Please let us know about your activities and accomplishments. I would like to mention two richly-deserved awards in closing this column.

Director-at-Large Vance Byrd has recently been awarded an Andrew W. Mellon New Directions Fellowship. These fellowships allow scholars in humanistic fields to obtain additional formal training to conduct high-quality interdisciplinary projects. Vance's project, “Handmade History: Panoramas and Nineteenth-Century Global Cultures of Commemoration,” will examine the untold history of the transatlantic business of memorials of the American Civil War and Franco-Prussian war, which contributed to American national identity, the formation of the German empire, and the complicated legacies of race, slavery, and colonialism in both countries. The award will allow Vance to study art history and Civil War history during a year-long leave spent at Northwestern University.

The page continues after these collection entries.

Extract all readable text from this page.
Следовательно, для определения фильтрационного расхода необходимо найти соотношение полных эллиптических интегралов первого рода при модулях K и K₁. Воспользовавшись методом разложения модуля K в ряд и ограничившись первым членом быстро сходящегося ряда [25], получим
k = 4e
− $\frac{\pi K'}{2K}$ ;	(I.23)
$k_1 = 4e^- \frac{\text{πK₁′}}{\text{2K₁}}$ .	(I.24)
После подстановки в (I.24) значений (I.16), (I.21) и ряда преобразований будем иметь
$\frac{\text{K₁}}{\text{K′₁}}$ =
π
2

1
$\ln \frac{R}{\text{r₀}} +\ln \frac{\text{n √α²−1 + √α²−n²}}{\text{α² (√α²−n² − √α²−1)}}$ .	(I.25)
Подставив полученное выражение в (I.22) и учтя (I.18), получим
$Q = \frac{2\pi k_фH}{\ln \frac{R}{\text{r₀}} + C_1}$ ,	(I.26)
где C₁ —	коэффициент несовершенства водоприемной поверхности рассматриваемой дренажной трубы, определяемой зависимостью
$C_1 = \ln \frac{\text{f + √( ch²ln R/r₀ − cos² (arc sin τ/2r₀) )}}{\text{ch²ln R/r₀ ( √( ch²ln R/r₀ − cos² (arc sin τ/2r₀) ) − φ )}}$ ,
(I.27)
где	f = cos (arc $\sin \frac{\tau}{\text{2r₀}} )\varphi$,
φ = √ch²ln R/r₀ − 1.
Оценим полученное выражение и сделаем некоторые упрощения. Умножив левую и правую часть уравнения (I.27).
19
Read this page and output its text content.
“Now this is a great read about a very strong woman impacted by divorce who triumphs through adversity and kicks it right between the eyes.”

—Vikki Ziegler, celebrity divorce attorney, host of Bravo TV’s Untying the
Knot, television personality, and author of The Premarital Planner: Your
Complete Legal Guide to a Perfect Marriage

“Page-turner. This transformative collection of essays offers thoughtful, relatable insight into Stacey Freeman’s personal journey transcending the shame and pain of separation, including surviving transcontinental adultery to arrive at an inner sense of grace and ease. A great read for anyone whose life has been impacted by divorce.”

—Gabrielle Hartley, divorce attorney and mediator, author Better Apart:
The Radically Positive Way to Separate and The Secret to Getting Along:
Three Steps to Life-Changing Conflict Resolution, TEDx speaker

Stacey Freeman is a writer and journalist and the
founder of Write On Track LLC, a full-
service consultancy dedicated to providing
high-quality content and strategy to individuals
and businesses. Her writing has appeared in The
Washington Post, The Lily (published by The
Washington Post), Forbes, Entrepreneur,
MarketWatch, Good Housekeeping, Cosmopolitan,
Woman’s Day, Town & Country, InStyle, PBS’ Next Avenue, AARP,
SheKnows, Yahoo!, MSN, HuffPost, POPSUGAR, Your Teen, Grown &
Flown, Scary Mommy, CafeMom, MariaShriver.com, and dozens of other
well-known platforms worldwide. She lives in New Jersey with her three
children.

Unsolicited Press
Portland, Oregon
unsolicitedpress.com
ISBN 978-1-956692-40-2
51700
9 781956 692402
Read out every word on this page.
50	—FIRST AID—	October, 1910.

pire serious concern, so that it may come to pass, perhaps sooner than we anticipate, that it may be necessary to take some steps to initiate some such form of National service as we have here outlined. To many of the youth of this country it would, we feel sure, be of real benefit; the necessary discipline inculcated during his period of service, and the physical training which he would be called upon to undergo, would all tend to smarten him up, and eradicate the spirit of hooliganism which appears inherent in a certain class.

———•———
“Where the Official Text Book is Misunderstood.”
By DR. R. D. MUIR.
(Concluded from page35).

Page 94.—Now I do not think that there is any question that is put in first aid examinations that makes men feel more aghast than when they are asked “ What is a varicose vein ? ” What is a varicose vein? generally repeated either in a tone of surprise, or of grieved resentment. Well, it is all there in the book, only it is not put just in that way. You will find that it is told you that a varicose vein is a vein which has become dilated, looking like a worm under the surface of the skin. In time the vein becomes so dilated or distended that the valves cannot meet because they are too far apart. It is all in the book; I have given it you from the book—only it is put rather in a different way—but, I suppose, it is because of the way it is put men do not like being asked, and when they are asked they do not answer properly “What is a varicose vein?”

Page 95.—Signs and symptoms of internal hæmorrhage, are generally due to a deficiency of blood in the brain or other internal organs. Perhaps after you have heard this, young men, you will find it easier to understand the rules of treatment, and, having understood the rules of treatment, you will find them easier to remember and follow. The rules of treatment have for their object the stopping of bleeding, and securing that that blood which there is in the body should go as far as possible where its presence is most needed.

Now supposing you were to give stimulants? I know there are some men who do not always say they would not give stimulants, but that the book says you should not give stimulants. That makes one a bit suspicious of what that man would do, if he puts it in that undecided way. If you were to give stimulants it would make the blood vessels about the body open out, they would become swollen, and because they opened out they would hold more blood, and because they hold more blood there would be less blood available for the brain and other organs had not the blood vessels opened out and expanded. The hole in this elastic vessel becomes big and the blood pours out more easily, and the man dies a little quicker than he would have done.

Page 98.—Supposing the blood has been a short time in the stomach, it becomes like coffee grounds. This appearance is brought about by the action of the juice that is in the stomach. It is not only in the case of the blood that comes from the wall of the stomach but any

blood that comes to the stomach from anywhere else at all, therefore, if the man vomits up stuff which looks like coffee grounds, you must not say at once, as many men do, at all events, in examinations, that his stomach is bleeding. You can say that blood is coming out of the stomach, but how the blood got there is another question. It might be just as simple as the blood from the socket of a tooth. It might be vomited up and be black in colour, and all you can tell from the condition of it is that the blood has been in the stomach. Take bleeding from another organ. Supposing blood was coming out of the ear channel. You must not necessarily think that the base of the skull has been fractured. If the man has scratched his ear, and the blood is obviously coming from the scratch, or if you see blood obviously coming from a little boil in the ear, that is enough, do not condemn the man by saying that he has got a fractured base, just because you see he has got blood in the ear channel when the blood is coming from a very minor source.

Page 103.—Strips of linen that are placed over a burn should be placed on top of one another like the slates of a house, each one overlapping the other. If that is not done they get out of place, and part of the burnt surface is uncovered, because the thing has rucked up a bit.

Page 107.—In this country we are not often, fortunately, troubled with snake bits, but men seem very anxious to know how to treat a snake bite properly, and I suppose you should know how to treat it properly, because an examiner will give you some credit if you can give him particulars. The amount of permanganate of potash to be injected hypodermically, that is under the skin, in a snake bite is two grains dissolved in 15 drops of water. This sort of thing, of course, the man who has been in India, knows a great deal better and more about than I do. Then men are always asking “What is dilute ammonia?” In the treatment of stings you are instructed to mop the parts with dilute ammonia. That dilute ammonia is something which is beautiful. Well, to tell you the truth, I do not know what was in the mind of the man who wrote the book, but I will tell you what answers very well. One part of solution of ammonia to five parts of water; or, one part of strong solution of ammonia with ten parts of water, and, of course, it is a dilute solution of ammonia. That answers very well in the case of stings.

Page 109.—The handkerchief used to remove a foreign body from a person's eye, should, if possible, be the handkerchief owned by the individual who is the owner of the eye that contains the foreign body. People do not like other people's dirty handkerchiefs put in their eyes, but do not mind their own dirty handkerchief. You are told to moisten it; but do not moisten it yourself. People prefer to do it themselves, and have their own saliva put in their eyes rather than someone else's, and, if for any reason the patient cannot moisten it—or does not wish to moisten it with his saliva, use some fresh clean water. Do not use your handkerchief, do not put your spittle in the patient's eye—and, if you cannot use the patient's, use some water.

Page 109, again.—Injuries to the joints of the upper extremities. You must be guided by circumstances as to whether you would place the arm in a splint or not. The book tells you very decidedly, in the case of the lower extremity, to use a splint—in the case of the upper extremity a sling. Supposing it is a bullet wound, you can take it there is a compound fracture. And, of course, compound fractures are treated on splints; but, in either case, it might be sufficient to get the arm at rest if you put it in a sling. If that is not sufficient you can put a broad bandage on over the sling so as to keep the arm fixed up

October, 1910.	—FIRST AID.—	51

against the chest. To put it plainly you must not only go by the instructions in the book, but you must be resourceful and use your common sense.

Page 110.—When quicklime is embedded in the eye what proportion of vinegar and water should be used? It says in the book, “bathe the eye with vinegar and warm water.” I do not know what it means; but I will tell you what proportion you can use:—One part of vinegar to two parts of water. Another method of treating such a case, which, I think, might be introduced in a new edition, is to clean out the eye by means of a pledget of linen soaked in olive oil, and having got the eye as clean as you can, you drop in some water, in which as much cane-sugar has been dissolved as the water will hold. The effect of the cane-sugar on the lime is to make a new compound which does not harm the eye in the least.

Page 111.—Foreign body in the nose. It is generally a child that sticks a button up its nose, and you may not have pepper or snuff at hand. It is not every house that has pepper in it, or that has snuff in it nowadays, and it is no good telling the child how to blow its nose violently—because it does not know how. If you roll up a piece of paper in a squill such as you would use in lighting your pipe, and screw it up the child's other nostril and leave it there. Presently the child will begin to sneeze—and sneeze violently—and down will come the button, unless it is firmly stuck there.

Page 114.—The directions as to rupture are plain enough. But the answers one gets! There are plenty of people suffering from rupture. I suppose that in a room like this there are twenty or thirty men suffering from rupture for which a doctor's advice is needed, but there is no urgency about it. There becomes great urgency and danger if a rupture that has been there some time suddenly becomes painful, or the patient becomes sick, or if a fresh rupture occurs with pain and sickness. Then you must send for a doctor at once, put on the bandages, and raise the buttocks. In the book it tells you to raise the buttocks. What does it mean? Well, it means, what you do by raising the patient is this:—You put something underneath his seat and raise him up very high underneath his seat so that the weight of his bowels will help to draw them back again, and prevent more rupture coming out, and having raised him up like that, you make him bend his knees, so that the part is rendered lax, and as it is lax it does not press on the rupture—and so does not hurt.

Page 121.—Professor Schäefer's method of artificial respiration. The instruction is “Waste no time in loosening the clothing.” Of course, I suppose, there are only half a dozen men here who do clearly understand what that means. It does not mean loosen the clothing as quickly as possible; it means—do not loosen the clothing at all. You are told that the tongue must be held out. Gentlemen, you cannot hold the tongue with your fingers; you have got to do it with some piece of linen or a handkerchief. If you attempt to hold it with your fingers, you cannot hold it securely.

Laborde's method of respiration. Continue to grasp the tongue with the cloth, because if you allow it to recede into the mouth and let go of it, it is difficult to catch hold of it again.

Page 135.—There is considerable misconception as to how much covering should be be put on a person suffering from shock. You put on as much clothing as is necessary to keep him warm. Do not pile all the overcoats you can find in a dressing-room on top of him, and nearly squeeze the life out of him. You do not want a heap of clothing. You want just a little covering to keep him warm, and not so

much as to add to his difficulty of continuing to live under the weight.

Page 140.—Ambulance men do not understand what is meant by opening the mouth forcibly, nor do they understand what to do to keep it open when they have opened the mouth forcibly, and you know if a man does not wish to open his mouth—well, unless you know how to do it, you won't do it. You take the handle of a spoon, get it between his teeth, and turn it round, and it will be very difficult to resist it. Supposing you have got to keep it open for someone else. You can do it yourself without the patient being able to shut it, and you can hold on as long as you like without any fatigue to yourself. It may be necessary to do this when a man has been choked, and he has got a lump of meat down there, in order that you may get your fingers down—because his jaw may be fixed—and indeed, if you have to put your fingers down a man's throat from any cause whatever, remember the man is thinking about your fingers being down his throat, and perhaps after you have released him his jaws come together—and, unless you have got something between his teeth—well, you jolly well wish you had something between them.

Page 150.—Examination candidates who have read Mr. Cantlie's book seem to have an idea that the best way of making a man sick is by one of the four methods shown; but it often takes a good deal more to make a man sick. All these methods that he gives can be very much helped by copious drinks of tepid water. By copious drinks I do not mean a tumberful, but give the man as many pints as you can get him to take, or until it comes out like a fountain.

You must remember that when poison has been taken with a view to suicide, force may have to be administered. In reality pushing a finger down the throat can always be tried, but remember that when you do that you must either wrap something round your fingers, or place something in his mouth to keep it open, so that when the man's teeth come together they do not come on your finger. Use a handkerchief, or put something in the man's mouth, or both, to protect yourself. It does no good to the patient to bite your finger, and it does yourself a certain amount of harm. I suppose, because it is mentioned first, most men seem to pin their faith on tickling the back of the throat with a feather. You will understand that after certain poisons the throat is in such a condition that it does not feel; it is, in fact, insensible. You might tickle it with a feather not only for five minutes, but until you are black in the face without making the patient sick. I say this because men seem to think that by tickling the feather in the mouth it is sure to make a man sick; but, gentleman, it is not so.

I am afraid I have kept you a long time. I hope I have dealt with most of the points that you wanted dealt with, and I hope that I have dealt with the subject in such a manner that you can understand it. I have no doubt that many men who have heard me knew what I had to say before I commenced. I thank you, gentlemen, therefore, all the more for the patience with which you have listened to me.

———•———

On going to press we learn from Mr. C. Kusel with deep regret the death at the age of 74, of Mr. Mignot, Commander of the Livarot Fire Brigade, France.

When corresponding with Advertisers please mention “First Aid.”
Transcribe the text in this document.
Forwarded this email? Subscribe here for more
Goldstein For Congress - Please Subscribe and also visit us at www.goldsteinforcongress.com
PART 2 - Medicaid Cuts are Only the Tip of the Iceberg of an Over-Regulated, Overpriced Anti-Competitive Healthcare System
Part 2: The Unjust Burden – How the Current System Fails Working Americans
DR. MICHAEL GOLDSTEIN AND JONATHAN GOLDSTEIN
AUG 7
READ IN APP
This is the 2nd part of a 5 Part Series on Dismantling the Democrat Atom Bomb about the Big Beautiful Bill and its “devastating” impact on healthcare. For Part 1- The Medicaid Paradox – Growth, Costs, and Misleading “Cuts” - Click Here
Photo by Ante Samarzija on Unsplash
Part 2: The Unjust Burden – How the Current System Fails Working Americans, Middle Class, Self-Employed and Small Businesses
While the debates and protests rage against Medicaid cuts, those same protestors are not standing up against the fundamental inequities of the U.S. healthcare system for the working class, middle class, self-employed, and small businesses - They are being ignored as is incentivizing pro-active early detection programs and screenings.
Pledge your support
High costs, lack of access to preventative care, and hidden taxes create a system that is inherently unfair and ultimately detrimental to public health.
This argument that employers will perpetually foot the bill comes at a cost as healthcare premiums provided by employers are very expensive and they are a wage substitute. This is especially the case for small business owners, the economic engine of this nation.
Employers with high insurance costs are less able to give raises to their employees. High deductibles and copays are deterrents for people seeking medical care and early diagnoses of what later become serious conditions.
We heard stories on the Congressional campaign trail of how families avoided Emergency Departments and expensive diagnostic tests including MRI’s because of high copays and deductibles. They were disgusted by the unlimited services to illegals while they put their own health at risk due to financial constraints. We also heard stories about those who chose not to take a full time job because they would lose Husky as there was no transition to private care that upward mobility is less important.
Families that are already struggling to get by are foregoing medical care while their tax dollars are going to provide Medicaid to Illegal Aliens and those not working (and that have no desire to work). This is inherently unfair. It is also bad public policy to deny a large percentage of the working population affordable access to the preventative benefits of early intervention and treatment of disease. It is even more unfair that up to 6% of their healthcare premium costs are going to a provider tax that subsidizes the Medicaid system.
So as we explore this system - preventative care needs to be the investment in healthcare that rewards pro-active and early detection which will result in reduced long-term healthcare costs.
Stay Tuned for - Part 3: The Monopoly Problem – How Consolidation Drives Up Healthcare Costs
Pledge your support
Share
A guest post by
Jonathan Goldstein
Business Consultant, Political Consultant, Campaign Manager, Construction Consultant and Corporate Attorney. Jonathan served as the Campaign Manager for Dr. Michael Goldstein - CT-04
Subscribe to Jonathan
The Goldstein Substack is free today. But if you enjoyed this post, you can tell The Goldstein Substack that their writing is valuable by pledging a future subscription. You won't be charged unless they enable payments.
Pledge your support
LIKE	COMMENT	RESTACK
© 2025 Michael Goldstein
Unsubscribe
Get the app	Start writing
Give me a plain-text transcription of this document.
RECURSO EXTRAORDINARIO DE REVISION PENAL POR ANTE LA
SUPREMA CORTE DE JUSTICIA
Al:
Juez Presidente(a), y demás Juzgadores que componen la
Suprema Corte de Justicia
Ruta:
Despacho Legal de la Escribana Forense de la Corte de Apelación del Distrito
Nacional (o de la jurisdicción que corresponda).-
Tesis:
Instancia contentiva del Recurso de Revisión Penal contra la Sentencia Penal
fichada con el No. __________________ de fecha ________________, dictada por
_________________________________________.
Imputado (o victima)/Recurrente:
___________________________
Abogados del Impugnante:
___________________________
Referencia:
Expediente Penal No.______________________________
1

In recognition of his groundbreaking contributions to Goethe scholarship, David Wellbery will receive the Golden Goethe Medal from the Goethe Society on June 13, 2019, at the Nationaltheater in Weimar.Congratulations, on behalf of the Society!

Catriona MacLeod, University of Pennsylvania

GSNA Essay Prize: Call for Nominations

The executive committee seeks nominations or self-nominations for its annual GSNA Essay Prize that honors the best essays on Goethe, his times, and/or contemporary figures, published in the year 2018. Each prize carries an award of $500.Please submit a copy of the essay (electronic version preferred) by April 30, 2019 to the Society’s Vice-President, Professor Heather Sullivan, Department of Modern Languages and Literatures, Trinity University, One Trinity Place, San Antonio, TX 78212, hsulliva@trinity.edu.The following articles are eligible:

  1. articles written by a North American scholar (defined by institutional affiliation at the time of publication); or

  2. articles written by a current member of the GSNA; or

  3. articles published in the Goethe Yearbook.

NB: Articles by current GSNA board members are not eligible. GSNA members are encouraged to submit their own articles for consideration.